Aparentemente, este argumento prescinde de la existencia de Dios, pero en realidad la está presuponiendo en el condicional: “Si aceptamos que no podemos matar a un ser humano inocente…” ¿Por qué habríamos de admitirlo si un ser humano sólo fuera una compleja forma de organización molecular? Si el hombre es sólo un pedazo de materia orgánica, no hay bases para otorgarle una dignidad absoluta distinta de la que tendría una esponja marina. El único fundamento de la ética será en última instancia un pragmático “no vayamos a hacernos daño”, del que por supuesto quedarán excluidos potencialmente los seres humanos sin capacidad de defenderse o por lo menos de hablar en su propia defensa.
Cuando los cristianos ponemos en sordina nuestras convicciones, puede que a corto plazo consigamos la colaboración del humanismo laico para determinadas causas nobles, pero no podemos perder de vista a qué precio. En primer lugar, sin quererlo estamos colaborando con el laicismo más agresivo a nuestra propia invisibilización, ahora que está tan de moda defender la “visibilización” de todo tipo de colectivos.
En segundo lugar, con esa actitud estamos contribuyendo a mantener la extendida ficción de que la civilización occidental, o al menos lo mejor de ella, se sostiene sobre principios estrictamente inmanentistas, incluso en pugna con la religión cristiana, a la que se caricaturiza burdamente como la antítesis del pensamiento racional y científico. Paradójicamente, esto puede acabar beneficiando… al islam.

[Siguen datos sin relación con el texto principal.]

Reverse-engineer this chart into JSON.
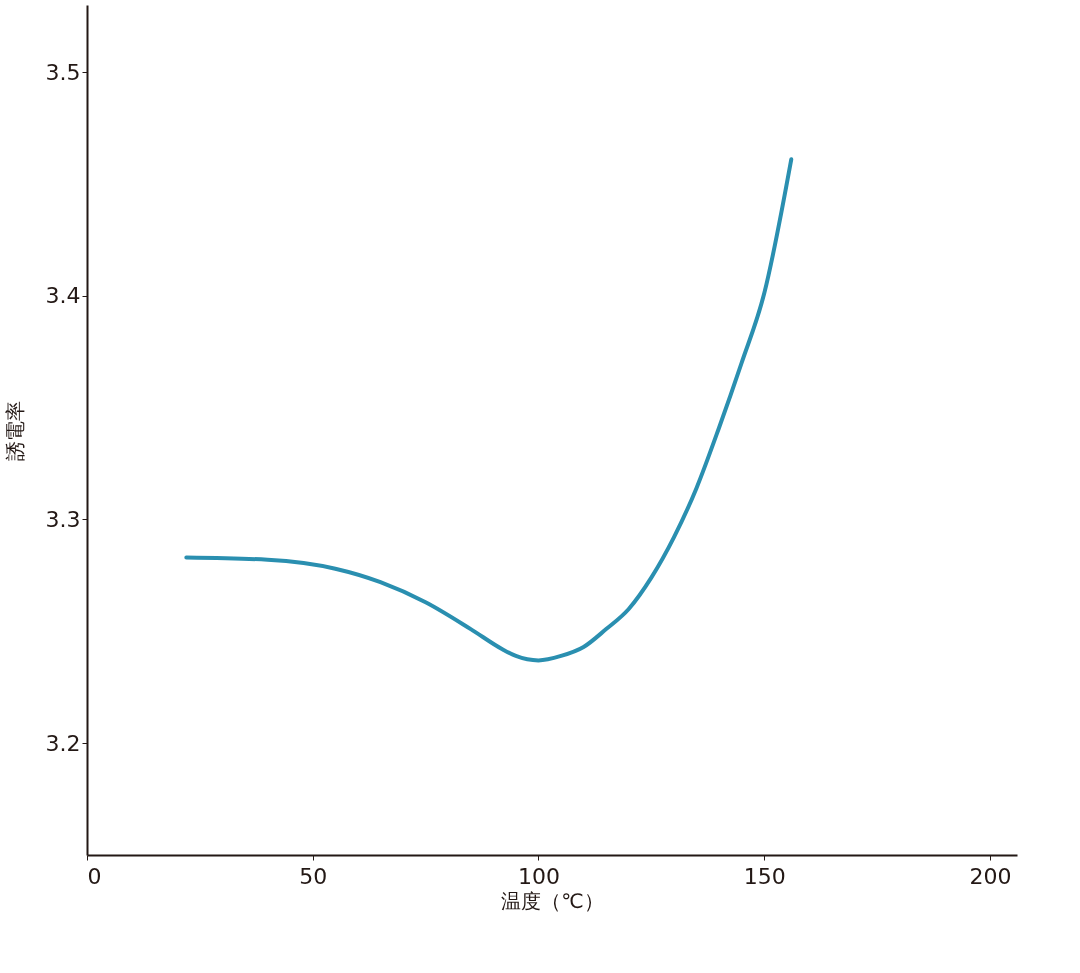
{
  "chart_data": {
    "type": "line",
    "xlabel": "温度（℃）",
    "ylabel": "誘電率",
    "x": [
      22,
      40,
      55,
      65,
      75,
      85,
      92,
      95,
      100,
      105,
      110,
      115,
      120,
      125,
      130,
      135,
      140,
      145,
      150,
      156
    ],
    "series": [
      {
        "color": "#2a8fb0",
        "values": [
          3.283,
          3.282,
          3.278,
          3.272,
          3.263,
          3.251,
          3.242,
          3.239,
          3.237,
          3.239,
          3.243,
          3.251,
          3.26,
          3.274,
          3.292,
          3.314,
          3.341,
          3.37,
          3.401,
          3.461
        ]
      }
    ],
    "xlim": [
      0,
      206
    ],
    "ylim": [
      3.15,
      3.53
    ],
    "xticks": [
      0,
      50,
      100,
      150,
      200
    ],
    "yticks": [
      3.2,
      3.3,
      3.4,
      3.5
    ],
    "grid": false,
    "marker": "none",
    "line_style": "solid"
  }
}
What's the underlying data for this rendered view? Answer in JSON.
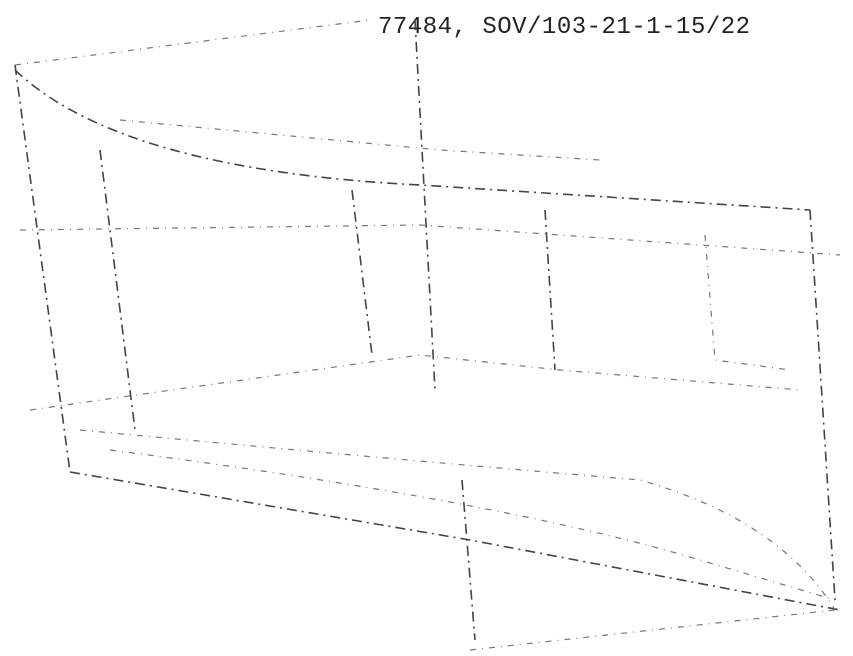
{
  "header": {
    "reference": "77484, SOV/103-21-1-15/22"
  }
}
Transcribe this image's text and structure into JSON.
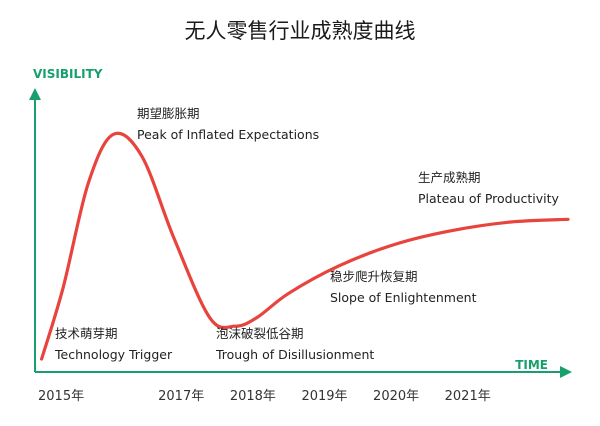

Cuando se disfraza el mensaje del Evangelio, limando su tono de autoexigencia, interpretándolo en clave “social” y omitiendo las referencias a lo sobrenatural, se le regala al islam una inopinada posición alternativa, de la que se aprovechará el día que Occidente empiece a estar de vuelta del experimento progresista. Michel Houellebecq observa, en su novela Sumisión, lo siguiente: “A fuerza de melindrerías, zalamerías y vergonzoso peloteo de los progresistas, la Iglesia católica se había vuelto incapaz de oponerse a la decadencia de las costumbres.” ¿Hacia dónde se volverán entonces muchos, hastiados y frustrados tras varias generaciones de “liberación sexual”?

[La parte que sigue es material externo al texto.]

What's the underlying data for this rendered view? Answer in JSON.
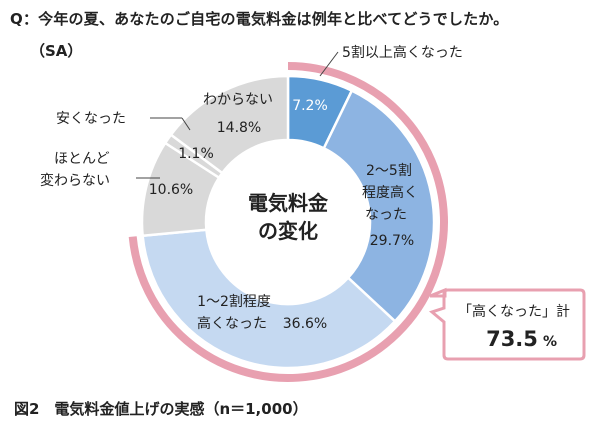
{
  "header": {
    "question": "Q：今年の夏、あなたのご自宅の電気料金は例年と比べてどうでしたか。",
    "answer_type": "（SA）"
  },
  "caption": "図2　電気料金値上げの実感（n＝1,000）",
  "chart_data": {
    "type": "pie",
    "variant": "donut",
    "center_label": [
      "電気料金",
      "の変化"
    ],
    "slices": [
      {
        "name": "5割以上高くなった",
        "value": 7.2,
        "label": "7.2%",
        "color": "#5b9bd5"
      },
      {
        "name": "2～5割程度高くなった",
        "value": 29.7,
        "label": "29.7%",
        "color": "#8db4e2"
      },
      {
        "name": "1～2割程度高くなった",
        "value": 36.6,
        "label": "36.6%",
        "color": "#c5d9f1"
      },
      {
        "name": "ほとんど変わらない",
        "value": 10.6,
        "label": "10.6%",
        "color": "#d9d9d9"
      },
      {
        "name": "安くなった",
        "value": 1.1,
        "label": "1.1%",
        "color": "#d9d9d9"
      },
      {
        "name": "わからない",
        "value": 14.8,
        "label": "14.8%",
        "color": "#d9d9d9"
      }
    ],
    "label_texts": {
      "s0_outer": "5割以上高くなった",
      "s1_l1": "2～5割",
      "s1_l2": "程度高く",
      "s1_l3": "なった",
      "s2_l1": "1～2割程度",
      "s2_l2": "高くなった",
      "s3_l1": "ほとんど",
      "s3_l2": "変わらない",
      "s4_outer": "安くなった",
      "s5_inner": "わからない"
    },
    "highlight": {
      "text": "「高くなった」計",
      "value": "73.5",
      "unit": "%",
      "covers": [
        "5割以上高くなった",
        "2～5割程度高くなった",
        "1～2割程度高くなった"
      ],
      "color": "#e8a0b0"
    }
  }
}
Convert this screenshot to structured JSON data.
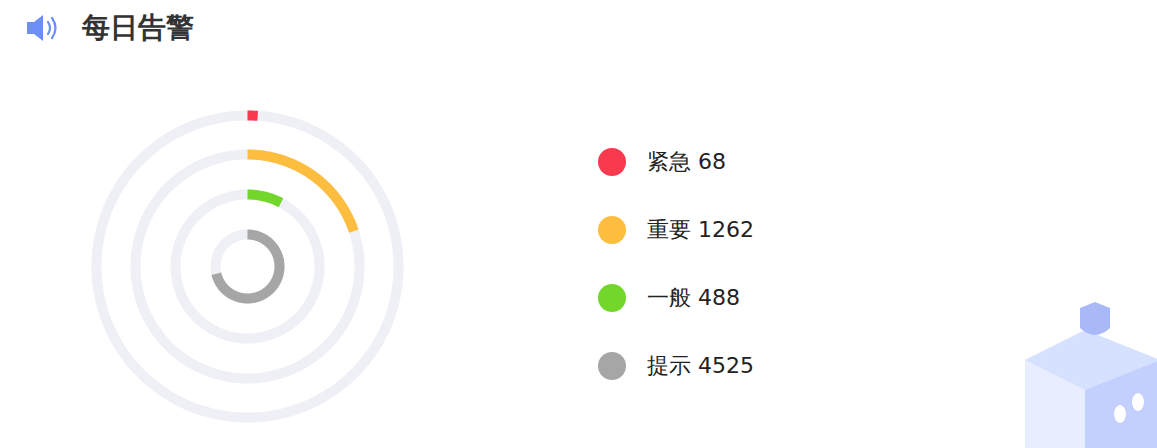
{
  "chart_data": {
    "type": "radial_bar",
    "title": "每日告警",
    "categories": [
      "紧急",
      "重要",
      "一般",
      "提示"
    ],
    "values": [
      68,
      1262,
      488,
      4525
    ],
    "colors": [
      "#f93a4e",
      "#fdbe3f",
      "#73d72b",
      "#a6a6a6"
    ],
    "legend": "right"
  }
}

El fenómeno ya es perceptible en casos individuales, cada vez menos anecdóticos. Una española convertida al islam explicaba (Diari de Tarragona, 30 de agosto) algunos de los motivos por los que se había sentido atraída hacia esa religión: “El islam da mucha importancia a la familia”. ¡Por lo visto, a la señora ni se le ocurrió reconsiderar la doctrina católica!

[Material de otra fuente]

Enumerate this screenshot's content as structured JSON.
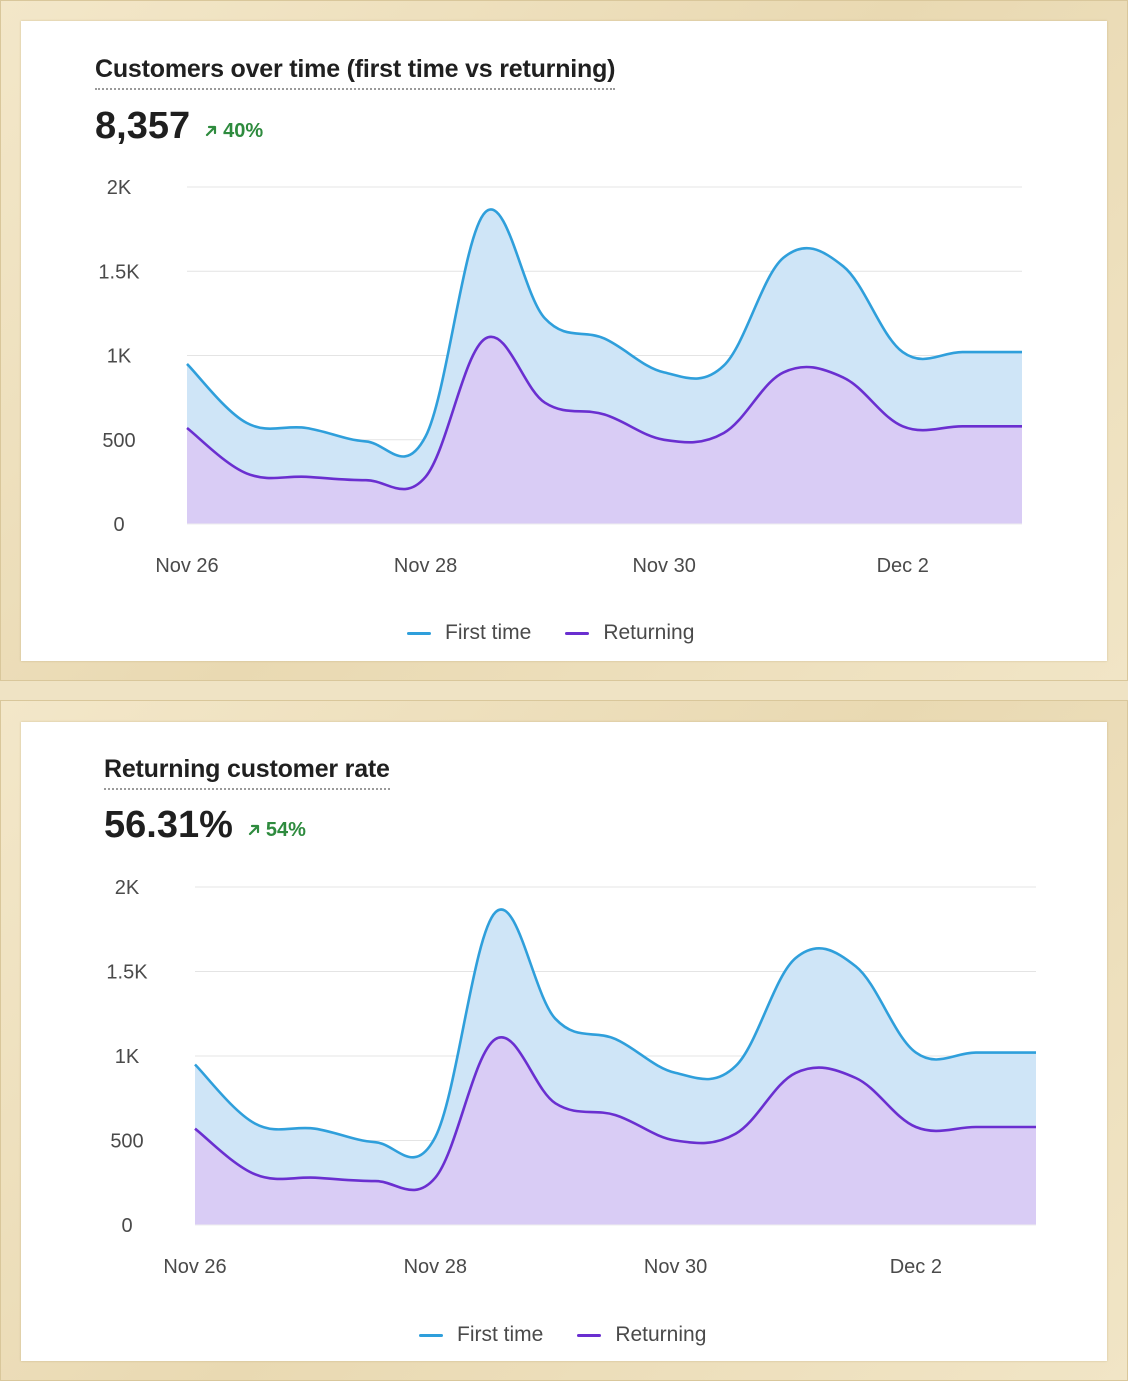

En tercer lugar, y para terminar, lo peor es que, después de todo, la insistencia en buscar aliados agnósticos de la moral católica, incluso realzando su escepticismo religioso como si fuera un timbre de gloria adicional (se vio en algunos obituarios del filósofo Gustavo Bueno, fallecido el mes pasado), sólo porque coinciden en algunos asuntos con la posición de la Iglesia, posiblemente tampoco sirva para nada, ni siquiera a corto plazo.
¿De verdad creen ustedes que el progresista del montón, pro abortista, favorable a la “libertad sexual”, etc., se deja impresionar porque algún declarado ateo o agnóstico no siga la corriente en todos los temas? Cuando alguien se opone al aborto o critica la pornografía desde planteamientos estrictamente laicos, quien no vea en tales cosas nada esencialmente reprobable tenderá a pensar que aquel está condicionado por larvados prejuicios religiosos; muy probablemente con razón. En todo caso, ¡divinos prejuicios! No deberíamos esconderlos jamás.